A large-scale fMRI dataset for vision-language semantic association

Shurui Li, Zhenyu Jin, Shi Gu, Ru-Yuan Zhang, Yuanning Li

Published: 17 Apr 2026, Last Modified: 26 Apr 2026Scientific DataEveryoneCC BY-NC-ND 4.0

Abstract: Understanding the neural coding and association of visual and language information benefits from the development of deep learning models and the collection of massive datasets with extensive sampling of brain activity. Large-scale functional magnetic resonance imaging (fMRI) datasets with naturalistic stimuli provide more ecologically relevant experimental conditions and promote more reproducible research into the neural basis of sensory perception. Here, unlike most previous datasets restricted to isolated modalities, we present the Caption Scene Dataset (CSD), a large-scale fMRI dataset for vision-language semantic association, in which neural responses to 4,400 pairs of Chinese captions and naturalistic scenes were acquired from eight healthy participants.

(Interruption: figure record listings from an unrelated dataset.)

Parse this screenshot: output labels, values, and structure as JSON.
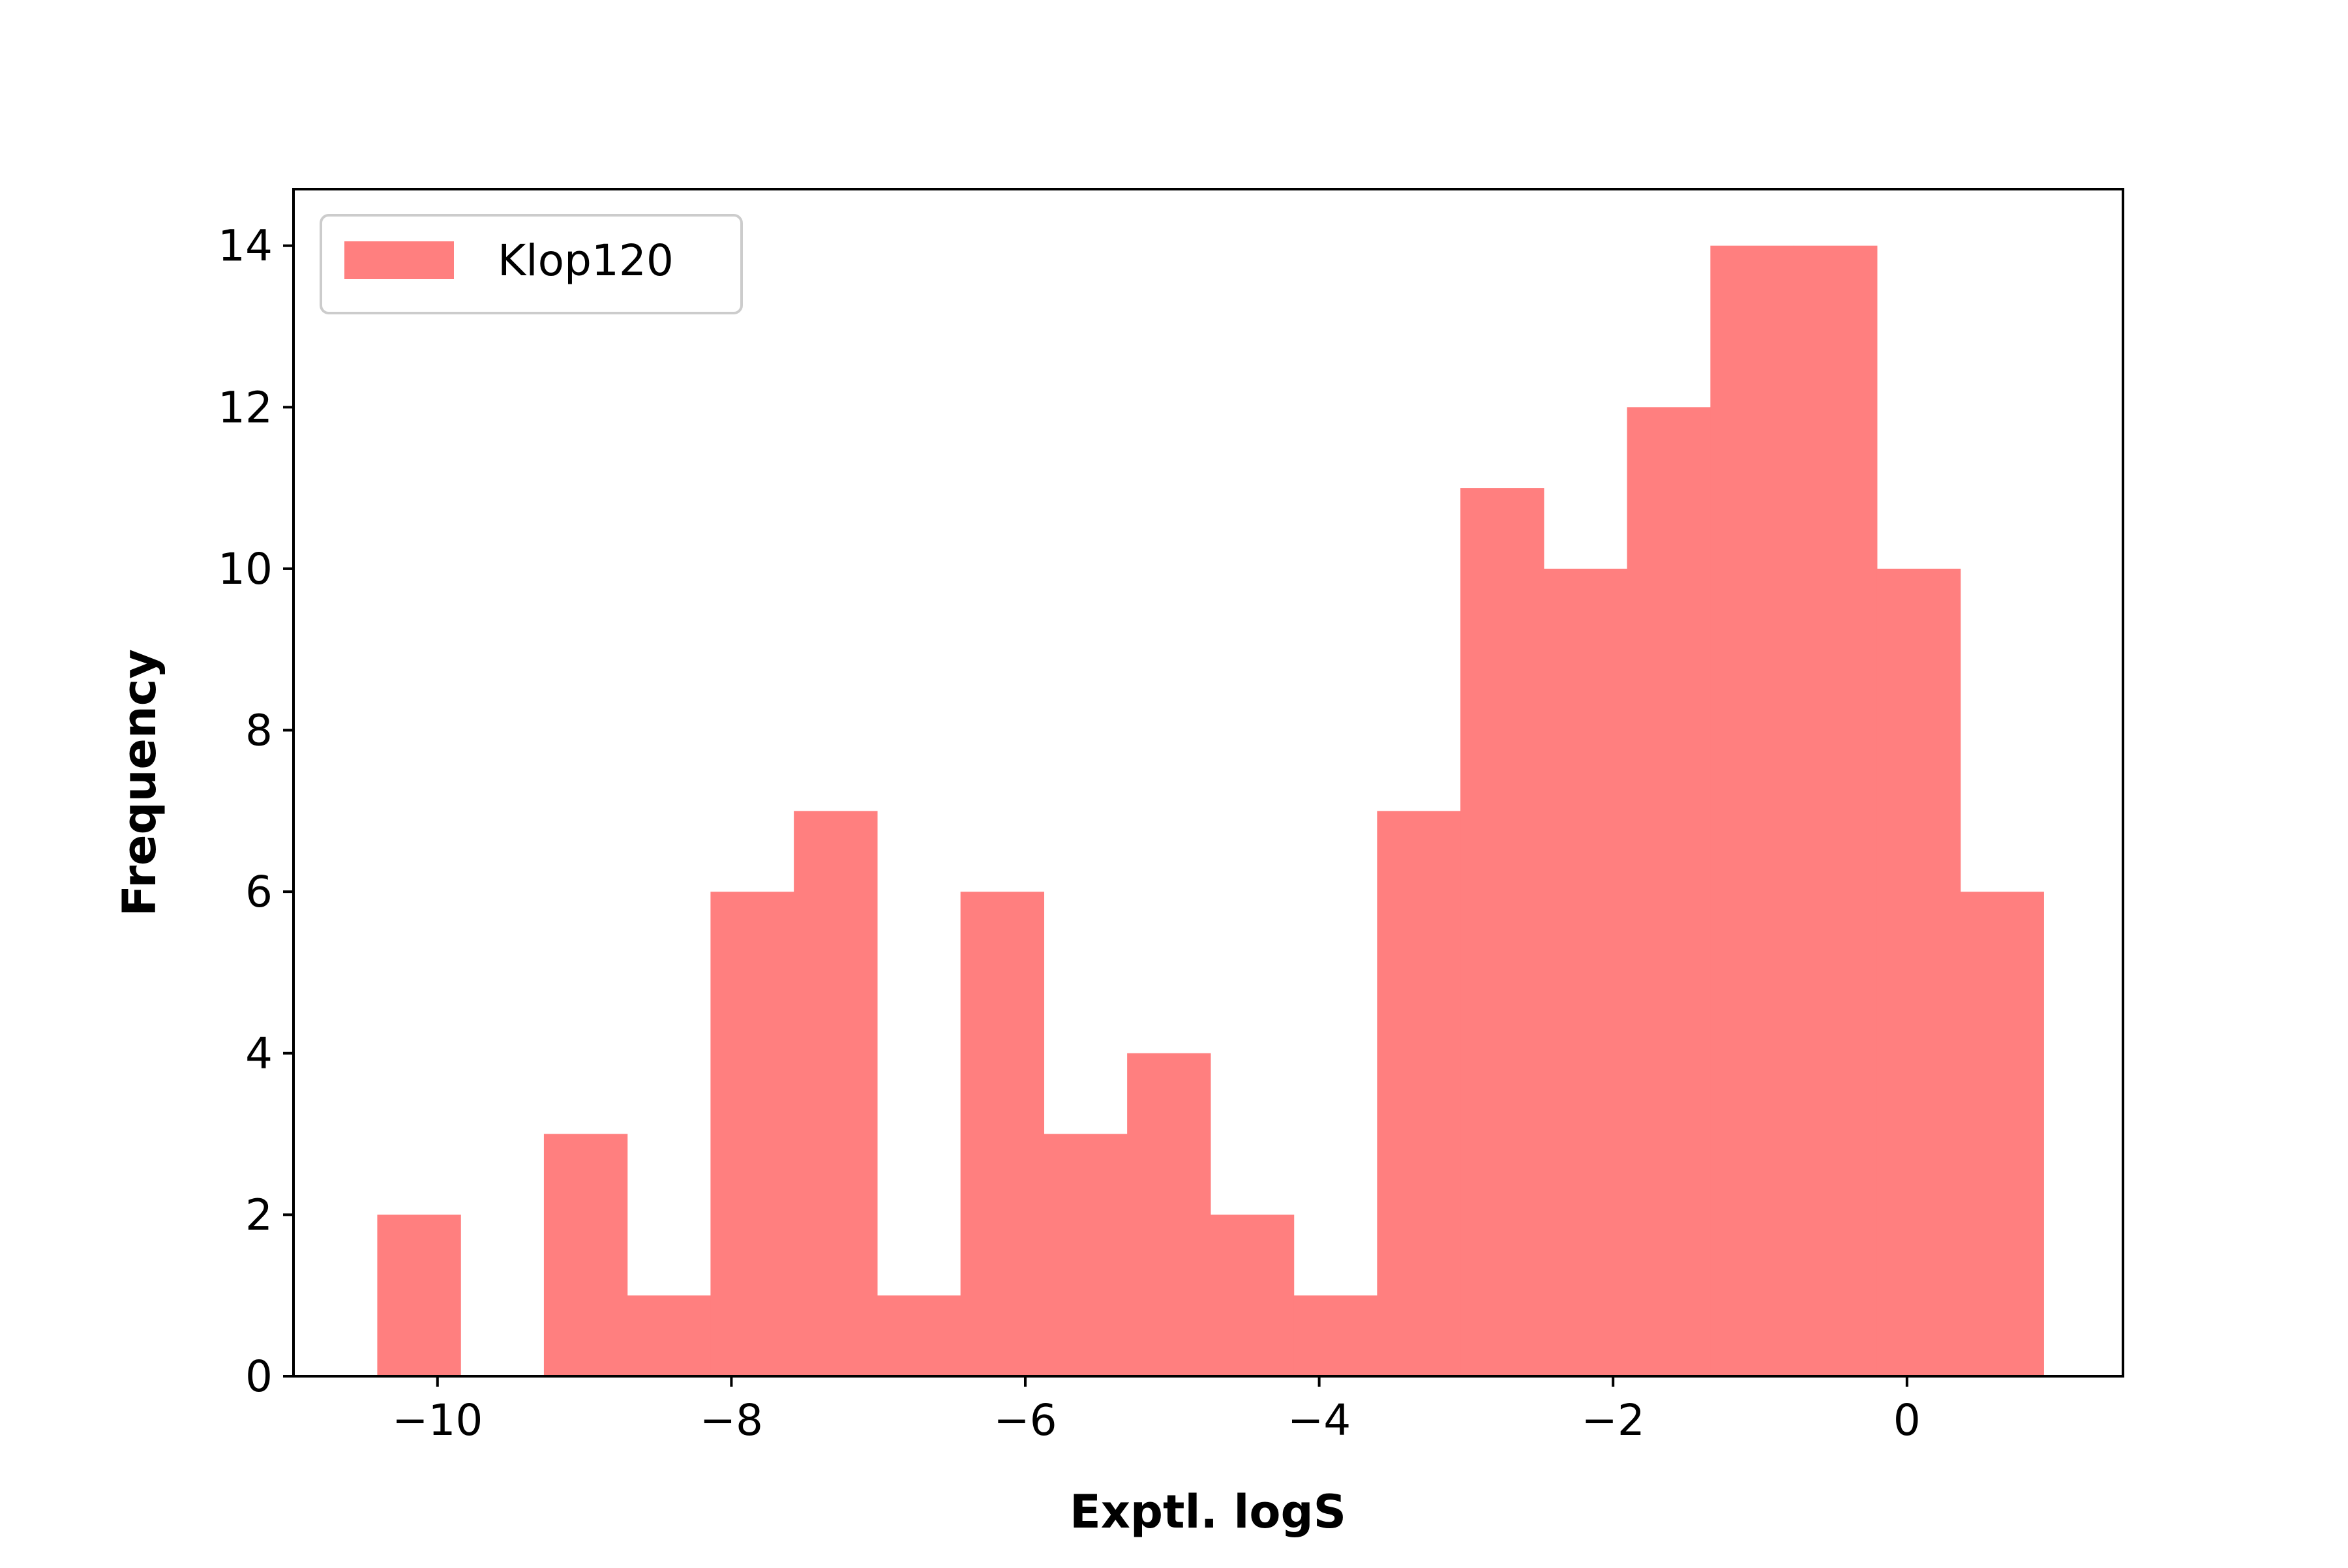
{
  "chart_data": {
    "type": "bar",
    "subtype": "histogram",
    "xlabel": "Exptl. logS",
    "ylabel": "Frequency",
    "xlim": [
      -10.98,
      1.47
    ],
    "ylim": [
      0,
      14.7
    ],
    "xticks": [
      -10,
      -8,
      -6,
      -4,
      -2,
      0
    ],
    "yticks": [
      0,
      2,
      4,
      6,
      8,
      10,
      12,
      14
    ],
    "grid": false,
    "legend_position": "upper-left",
    "series": [
      {
        "name": "Klop120",
        "color": "#ff7f7f",
        "bin_edges": [
          -10.41,
          -9.843,
          -9.276,
          -8.709,
          -8.142,
          -7.575,
          -7.008,
          -6.441,
          -5.874,
          -5.307,
          -4.74,
          -4.173,
          -3.606,
          -3.039,
          -2.472,
          -1.905,
          -1.338,
          -0.771,
          -0.204,
          0.363,
          0.93
        ],
        "counts": [
          2,
          0,
          3,
          1,
          6,
          7,
          1,
          6,
          3,
          4,
          2,
          1,
          7,
          11,
          10,
          12,
          14,
          14,
          10,
          6
        ]
      }
    ]
  }
}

The participants were instructed to determine whether the semantics in the caption and the image are consistent. To illustrate the utility of the CSD dataset, we demonstrated that deep neural encoding models effectively predicted neural responses to both caption and image stimuli across different cortical regions. This dataset provides a platform for the investigation of the neural basis of semantic association across vision and language, facilitating cross-disciplinary advances between vision neuroscience and artificial intelligence.